Après la (première) bataille

Arrivé à maturation à la fin du mois de mai en même temps que l’épidémie était en phase nette de reflux, le dispositif Contact Covid n’a pas donné lieu à autant de tests que prévu. Le ministère de la Santé tablait en effet sur 700 000 tests chaque semaine. En visite dans un centre de dépistage à Argenteuil (Val-d’Oise), début juin, le ministre de la Santé, Olivier Véran, l’avait expliqué : « Nous ne faisons pas le nombre de tests attendu, car le virus circule très peu.
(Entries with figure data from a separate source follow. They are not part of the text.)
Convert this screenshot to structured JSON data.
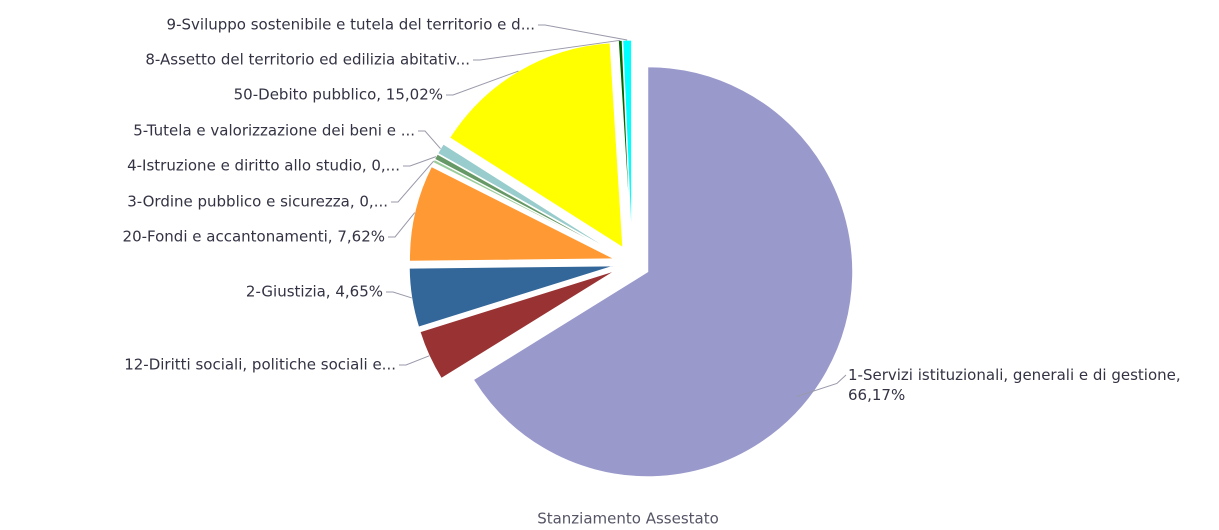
{
  "chart_data": {
    "type": "pie",
    "title": "Stanziamento Assestato",
    "categories": [
      "1-Servizi istituzionali, generali e di gestione, 66,17%",
      "12-Diritti sociali, politiche sociali e...",
      "2-Giustizia, 4,65%",
      "20-Fondi e accantonamenti, 7,62%",
      "3-Ordine pubblico e sicurezza, 0,...",
      "4-Istruzione e diritto allo studio, 0,...",
      "5-Tutela e valorizzazione dei beni e ...",
      "50-Debito pubblico, 15,02%",
      "8-Assetto del territorio ed edilizia abitativ...",
      "9-Sviluppo sostenibile e tutela del territorio e d..."
    ],
    "values": [
      66.17,
      4.0,
      4.65,
      7.62,
      0.25,
      0.45,
      0.85,
      15.02,
      0.3,
      0.69
    ],
    "colors": [
      "#9999cc",
      "#993333",
      "#336699",
      "#ff9933",
      "#99cc99",
      "#669966",
      "#99cccc",
      "#ffff00",
      "#006600",
      "#00ffff"
    ]
  }
}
Il y a une centaine de diagnostics effectués chaque jour, mais avec moins de 2 % de résultats positifs, nous ne sommes pas à saturation. »

Quant à l’application mobile Stop-Covid, elle est arrivée presque après la bataille. Après un débat parlementaire fin mai et quelques vicissitudes techniques, l’appli était disponible sur les stores le 2 juin et téléchargée un million de fois une semaine plus tard. Ce qui reste néanmoins encore insuffisant pour la rendre efficace. Il n’en demeure pas moins que ces dispositifs pourraient se révéler bien utiles en cas de deuxième vague épidémique, à l’automne.
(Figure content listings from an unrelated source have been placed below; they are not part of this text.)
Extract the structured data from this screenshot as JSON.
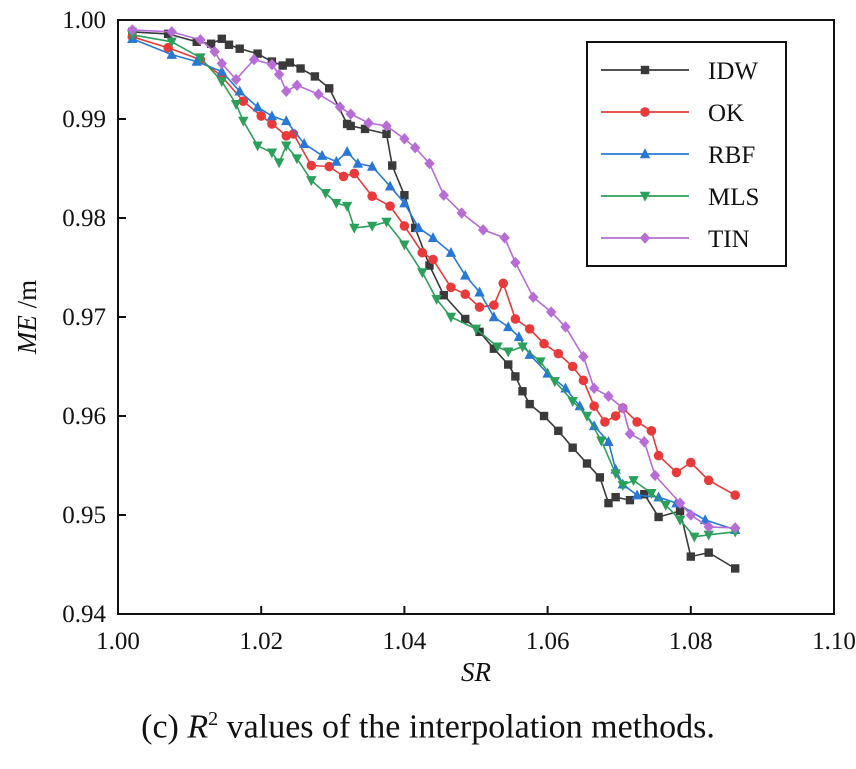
{
  "caption": {
    "prefix": "(c) ",
    "r": "R",
    "sup": "2",
    "rest": " values of the interpolation methods."
  },
  "chart_data": {
    "type": "line",
    "xlabel": "SR",
    "ylabel": "ME",
    "ylabel_unit": " /m",
    "xlim": [
      1.0,
      1.1
    ],
    "ylim": [
      0.94,
      1.0
    ],
    "xticks": [
      "1.00",
      "1.02",
      "1.04",
      "1.06",
      "1.08",
      "1.10"
    ],
    "yticks": [
      "0.94",
      "0.95",
      "0.96",
      "0.97",
      "0.98",
      "0.99",
      "1.00"
    ],
    "grid": false,
    "legend_position": "top-right",
    "series": [
      {
        "name": "IDW",
        "color": "#3a3a3a",
        "marker": "square",
        "x": [
          1.002,
          1.007,
          1.011,
          1.013,
          1.0145,
          1.0155,
          1.017,
          1.0195,
          1.0215,
          1.023,
          1.024,
          1.0255,
          1.0275,
          1.0295,
          1.032,
          1.0325,
          1.0345,
          1.0375,
          1.0383,
          1.04,
          1.0415,
          1.0435,
          1.0455,
          1.0485,
          1.0505,
          1.0525,
          1.0545,
          1.0555,
          1.0565,
          1.0575,
          1.0595,
          1.0615,
          1.0635,
          1.0655,
          1.0673,
          1.0685,
          1.0695,
          1.0715,
          1.0735,
          1.0755,
          1.0785,
          1.08,
          1.0825,
          1.0862
        ],
        "y": [
          0.9988,
          0.9986,
          0.9978,
          0.9976,
          0.9981,
          0.9975,
          0.9971,
          0.9966,
          0.9958,
          0.9954,
          0.9957,
          0.9951,
          0.9943,
          0.9931,
          0.9895,
          0.9893,
          0.989,
          0.9885,
          0.9853,
          0.9823,
          0.979,
          0.9752,
          0.9722,
          0.9698,
          0.9685,
          0.9668,
          0.9652,
          0.964,
          0.9625,
          0.9612,
          0.96,
          0.9585,
          0.9568,
          0.9552,
          0.9538,
          0.9512,
          0.9518,
          0.9515,
          0.9521,
          0.9498,
          0.9504,
          0.9458,
          0.9462,
          0.9446
        ]
      },
      {
        "name": "OK",
        "color": "#e83a3a",
        "marker": "circle",
        "x": [
          1.002,
          1.007,
          1.0115,
          1.0145,
          1.0175,
          1.02,
          1.0215,
          1.0235,
          1.0245,
          1.027,
          1.0295,
          1.0315,
          1.033,
          1.0355,
          1.038,
          1.04,
          1.0425,
          1.044,
          1.0465,
          1.0485,
          1.0505,
          1.0525,
          1.0538,
          1.0555,
          1.0575,
          1.0595,
          1.0615,
          1.0635,
          1.065,
          1.0665,
          1.068,
          1.0695,
          1.0705,
          1.0725,
          1.0745,
          1.0755,
          1.078,
          1.08,
          1.0825,
          1.0862
        ],
        "y": [
          0.9983,
          0.9972,
          0.996,
          0.9943,
          0.9918,
          0.9903,
          0.9895,
          0.9883,
          0.9885,
          0.9853,
          0.9852,
          0.9842,
          0.9845,
          0.9822,
          0.9812,
          0.9792,
          0.9765,
          0.9758,
          0.973,
          0.9723,
          0.971,
          0.9712,
          0.9734,
          0.9698,
          0.9688,
          0.9673,
          0.9663,
          0.965,
          0.9636,
          0.961,
          0.9594,
          0.96,
          0.9608,
          0.9594,
          0.9585,
          0.956,
          0.9543,
          0.9553,
          0.9535,
          0.952
        ]
      },
      {
        "name": "RBF",
        "color": "#2a78d6",
        "marker": "triangle-up",
        "x": [
          1.002,
          1.0075,
          1.011,
          1.0145,
          1.017,
          1.0195,
          1.0215,
          1.0235,
          1.026,
          1.0285,
          1.0305,
          1.032,
          1.0335,
          1.0355,
          1.038,
          1.04,
          1.042,
          1.044,
          1.0465,
          1.0485,
          1.0505,
          1.0525,
          1.0545,
          1.056,
          1.0575,
          1.06,
          1.0625,
          1.0645,
          1.0665,
          1.0685,
          1.0695,
          1.0705,
          1.0725,
          1.0755,
          1.078,
          1.082,
          1.0862
        ],
        "y": [
          0.9981,
          0.9965,
          0.9958,
          0.9948,
          0.9928,
          0.9912,
          0.9903,
          0.9898,
          0.9875,
          0.9863,
          0.9857,
          0.9867,
          0.9855,
          0.9852,
          0.9832,
          0.9815,
          0.979,
          0.978,
          0.9765,
          0.9742,
          0.9725,
          0.97,
          0.969,
          0.968,
          0.9662,
          0.9643,
          0.9628,
          0.961,
          0.959,
          0.9574,
          0.9546,
          0.9531,
          0.952,
          0.9518,
          0.9512,
          0.9495,
          0.9485
        ]
      },
      {
        "name": "MLS",
        "color": "#2aa05a",
        "marker": "triangle-down",
        "x": [
          1.002,
          1.0075,
          1.0115,
          1.0145,
          1.0165,
          1.0175,
          1.0195,
          1.0215,
          1.0225,
          1.0235,
          1.025,
          1.027,
          1.029,
          1.0305,
          1.032,
          1.033,
          1.0355,
          1.0375,
          1.04,
          1.0425,
          1.0445,
          1.0465,
          1.05,
          1.053,
          1.0545,
          1.0565,
          1.059,
          1.061,
          1.0635,
          1.0655,
          1.0675,
          1.0695,
          1.0705,
          1.072,
          1.0745,
          1.0765,
          1.0785,
          1.0805,
          1.0825,
          1.0862
        ],
        "y": [
          0.9985,
          0.9978,
          0.9962,
          0.9938,
          0.9915,
          0.9898,
          0.9873,
          0.9866,
          0.9856,
          0.9873,
          0.986,
          0.9838,
          0.9825,
          0.9815,
          0.9812,
          0.979,
          0.9792,
          0.9796,
          0.9773,
          0.9745,
          0.9718,
          0.97,
          0.9688,
          0.967,
          0.9665,
          0.967,
          0.9655,
          0.9635,
          0.9615,
          0.96,
          0.9575,
          0.9542,
          0.953,
          0.9535,
          0.9522,
          0.951,
          0.9495,
          0.9478,
          0.948,
          0.9483
        ]
      },
      {
        "name": "TIN",
        "color": "#b76cd6",
        "marker": "diamond",
        "x": [
          1.002,
          1.0075,
          1.0115,
          1.0135,
          1.0145,
          1.0165,
          1.019,
          1.0215,
          1.0225,
          1.0235,
          1.025,
          1.028,
          1.031,
          1.0325,
          1.035,
          1.0375,
          1.04,
          1.0415,
          1.0435,
          1.0455,
          1.048,
          1.051,
          1.054,
          1.0555,
          1.058,
          1.0605,
          1.0625,
          1.065,
          1.0665,
          1.0685,
          1.0705,
          1.0715,
          1.0735,
          1.075,
          1.0785,
          1.08,
          1.0825,
          1.0862
        ],
        "y": [
          0.999,
          0.9988,
          0.998,
          0.9968,
          0.9956,
          0.994,
          0.996,
          0.9955,
          0.9945,
          0.9928,
          0.9934,
          0.9925,
          0.9912,
          0.9905,
          0.9896,
          0.9893,
          0.988,
          0.9871,
          0.9855,
          0.9823,
          0.9805,
          0.9788,
          0.978,
          0.9755,
          0.972,
          0.9705,
          0.969,
          0.966,
          0.9628,
          0.962,
          0.9608,
          0.9582,
          0.9574,
          0.954,
          0.9512,
          0.95,
          0.9488,
          0.9487
        ]
      }
    ]
  }
}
Le Trod Covid en ligne de mire

De leur côté, si les Idels ont effectivement été intégrées au dispositif de dépistage de masse “en bout de chaîne”, beaucoup auraient aimé avoir un rôle plus important. « Nous l’avons proposé, car on avait une carte à jouer, regrette Catherine Kirnidis. On aurait pu imaginer, par exemple, qu’en cas de résultat positif chez une personne testée à domicile, nous puissions dépister l’entourage familial. »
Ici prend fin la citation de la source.